American Forces Press Service
WASHINGTON – When First Lady Michelle
Obama and her "Joining Forces’" partners talk about service members
needing transitioning into commercial work, they’re talking about people like
Paul Michael Andrews.
Andrews joined the military young and
without a college degree. The Navy sent him to school to be a sonar technician,
and he spent most of his six-year military career operating the world’s most
sophisticated equipment to detect and track foreign submarines from the USS
Roosevelt guided missile destroyer.
Andrews had two deployments: one to
Somalia, and another to eastern Afghanistan to serve nine months working
intelligence for a provincial reconstruction team.
The former petty officer knew he’d had
“some awesome experiences” in the Navy, but when he decided to separate, he
said, the thought of a civilian job search was filled with anxiety. Like many
of his shipmates, he had never written a resume and didn’t know where to begin.
“We don’t spend time tweaking our
resumes and building our professional networks,” he said. “Our network consists
of the men and women we serve next to.
“I knew that I had the skills to be
successful,” Andrews added. “But I also knew that I couldn’t say that my
strengths were finding foreign submarines in the ocean or tracking down the
Taliban in Afghanistan. I didn’t think American businesses were looking for
those skills, and I couldn’t imagine a job outside the military that would
require those skills.”
That’s where Joining Forces and one of
its partners, Orion International, came in. Andrews attended a job fair
sponsored by the two and quickly garnered Orion’s help for making the
transition.
“They clearly got it,” he said of the
company’s ability to translate his military experience into a civilian resume.

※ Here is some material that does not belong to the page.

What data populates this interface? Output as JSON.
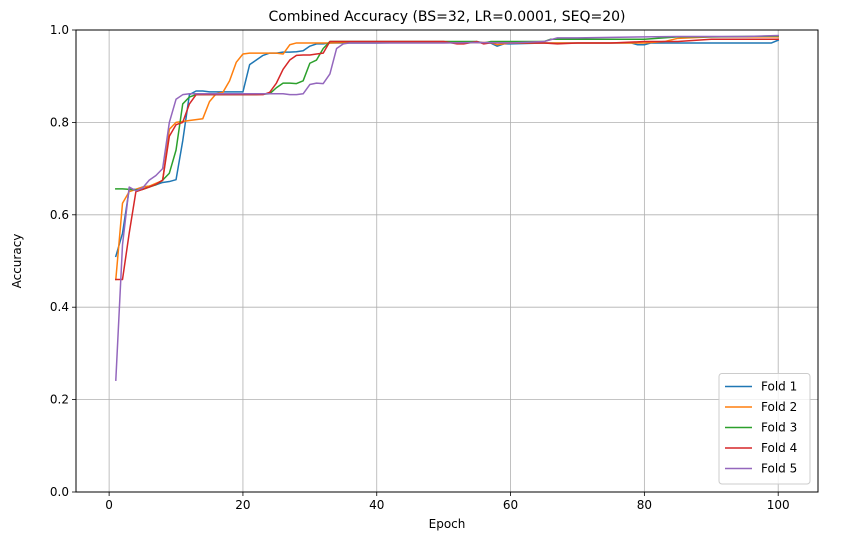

“What they helped me understand is that American businesses do value those
skills.”
After some coaching, Orion helped
Andrews gain an interview with Sonardyne International. Pretty soon, the Texas
native was on his way to Houston for his new job working with sonar.
“I didn’t have to go a single day
unemployed,” he said. “So, Joining Forces is real; it has an impact.”
Yesterday, Andrews introduced the first
lady to a crowd at Naval Station Mayport in Jacksonville, Fla., where she
announced that Joining Forces’ had exceeded its goal of helping private
industry hire or train 100,000 veterans and military spouses by the end of
2013. To date, she said, the program has partnered with 2,000 companies that
have hired or trained 125,000 veterans and military spouses.